Ingredienti per 12 persone

PASTA FRESCA:
600 gr di farina "00" bianca
8 uova fresche

Ripieno
600 gr Fontina d'Alpeggio Valle d'Aosta
500 ml di Latte
100 ml di panna
50 gr di farina
4 tuorli d'uovo

Raviolini© Campamac-Osteria Gourmet
Raviolini© Campamac-Osteria Gourmet

PROCEDIMENTO PER LA PASTA
Impastare a mano la farina e le uova, dopo averli disposti a fontana, fino ad ottenerne un impasto omogeno.
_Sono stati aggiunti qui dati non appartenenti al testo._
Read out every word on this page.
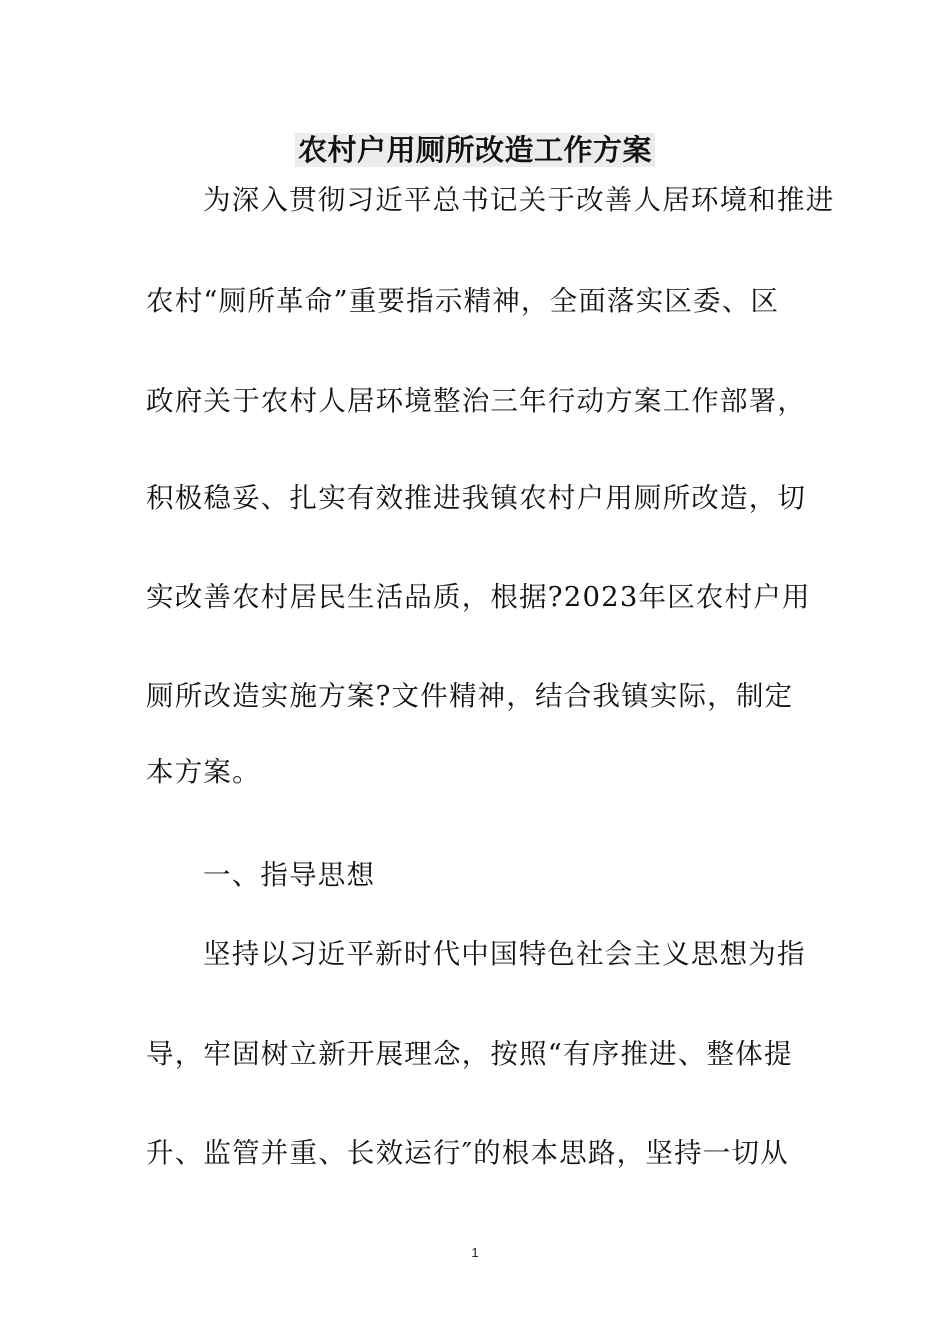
农村户用厕所改造工作方案
为深入贯彻习近平总书记关于改善人居环境和推进
农村“厕所革命”重要指示精神，全面落实区委、区
政府关于农村人居环境整治三年行动方案工作部署，
积极稳妥、扎实有效推进我镇农村户用厕所改造，切
实改善农村居民生活品质，根据?2023年区农村户用
厕所改造实施方案?文件精神，结合我镇实际，制定
本方案。
一、指导思想
坚持以习近平新时代中国特色社会主义思想为指
导，牢固树立新开展理念，按照“有序推进、整体提
升、监管并重、长效运行″的根本思路，坚持一切从
1
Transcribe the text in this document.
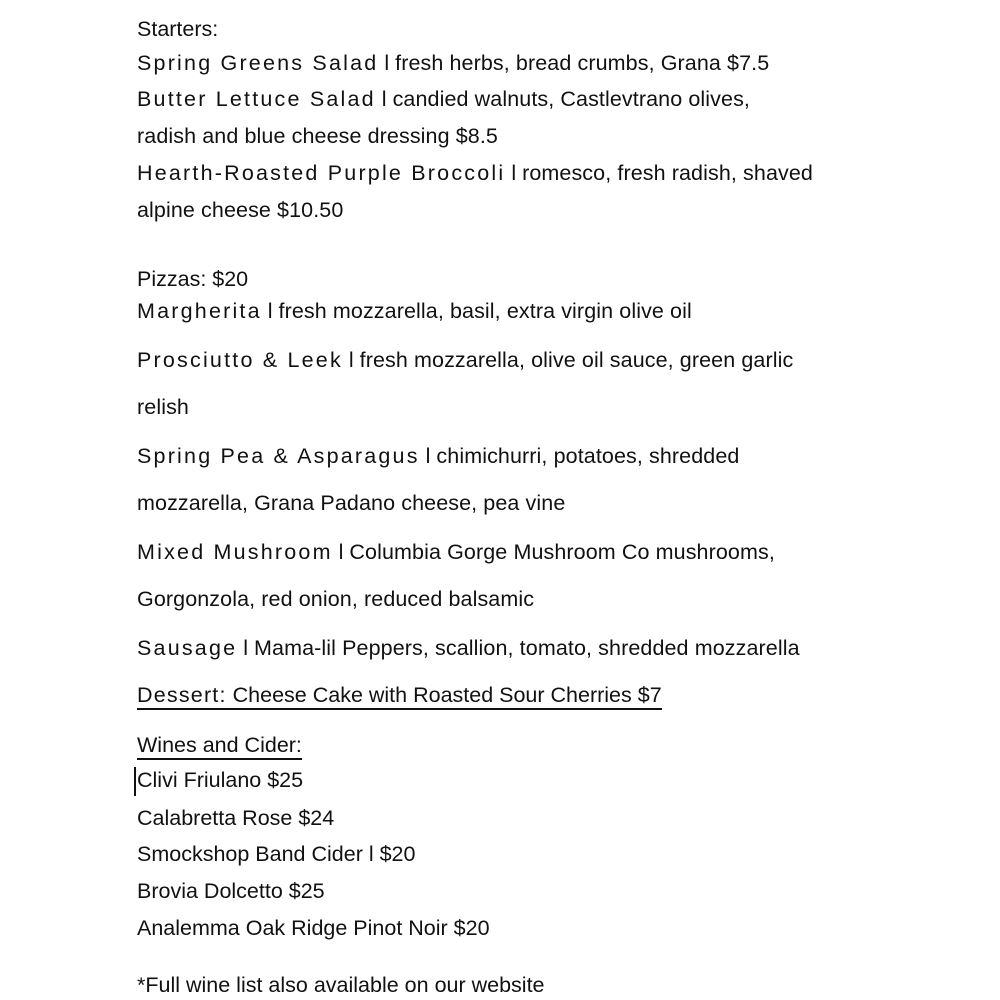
Starters:
Spring Greens Salad l fresh herbs, bread crumbs, Grana $7.5
Butter Lettuce Salad l candied walnuts, Castlevtrano olives,
radish and blue cheese dressing $8.5
Hearth-Roasted Purple Broccoli l romesco, fresh radish, shaved
alpine cheese $10.50
Pizzas: $20
Margherita l fresh mozzarella, basil, extra virgin olive oil
Prosciutto & Leek l fresh mozzarella, olive oil sauce, green garlic
relish
Spring Pea & Asparagus l chimichurri, potatoes, shredded
mozzarella, Grana Padano cheese, pea vine
Mixed Mushroom l Columbia Gorge Mushroom Co mushrooms,
Gorgonzola, red onion, reduced balsamic
Sausage l Mama-lil Peppers, scallion, tomato, shredded mozzarella
Dessert: Cheese Cake with Roasted Sour Cherries $7
Wines and Cider:
Clivi Friulano $25
Calabretta Rose $24
Smockshop Band Cider l $20
Brovia Dolcetto $25
Analemma Oak Ridge Pinot Noir $20
*Full wine list also available on our website
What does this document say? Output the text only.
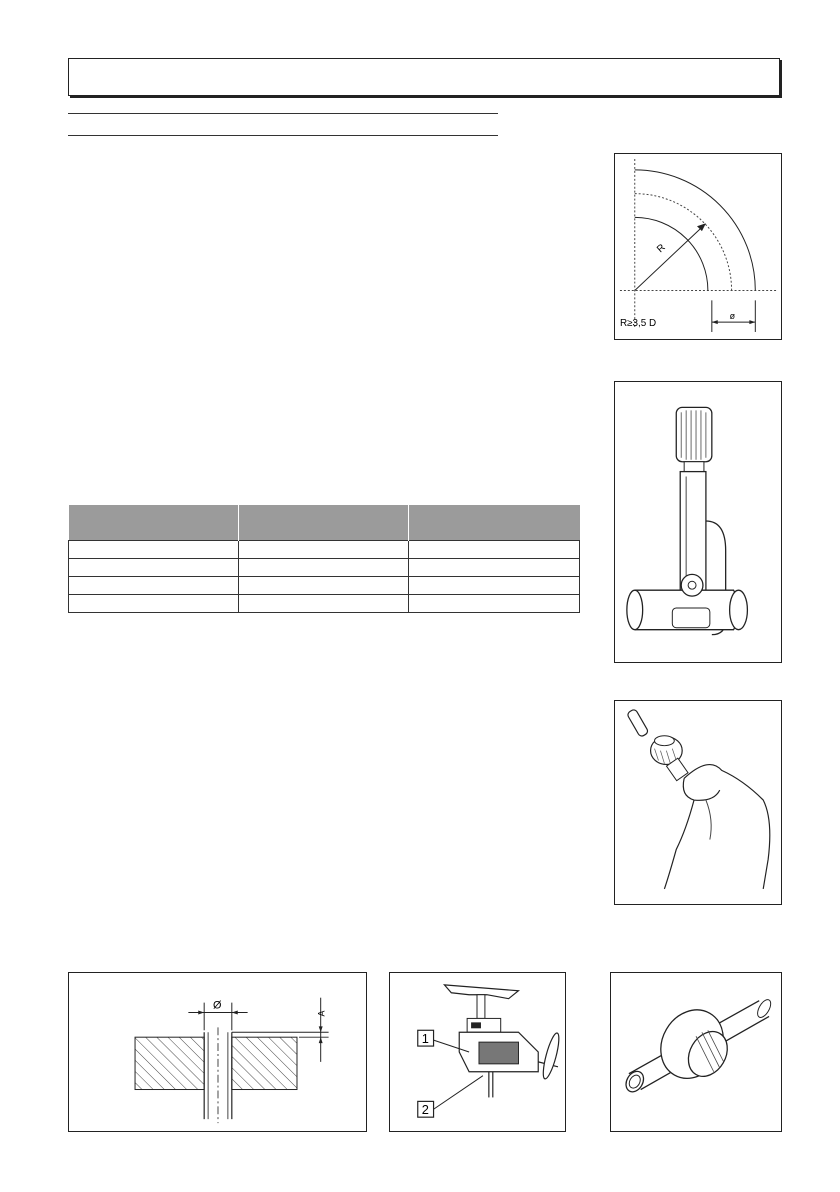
R
R≥3,5 D
ø

Ø
A
1
2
Avvolgere nella pellicola trasparente riporre in frigorifero per circa un’ora.


PROCEDIMENTO PER IL RIPIENO
Tagliare a cubetti la fontina, aggiungere la farina, mischiare il contenuto e porre il tutto in un contenitore.
Mettere la fontina "infarinata" in una pentola, aggiungere latte, panna e lasciare in ammollo a temperatura ambiente per circa 2 ore.
Passate le 2 ore, porre sul fornello e sciogliere bene la fontina a fuoco lento.
Una volta sciolta, aggiungere i 4 tuorli d'uovo e far bollire per 2 minuti, facendo attenzione che il composto non si attacchi al pentolino.
Passati i 2 minuti lasciar raffreddare il composto ottenuto.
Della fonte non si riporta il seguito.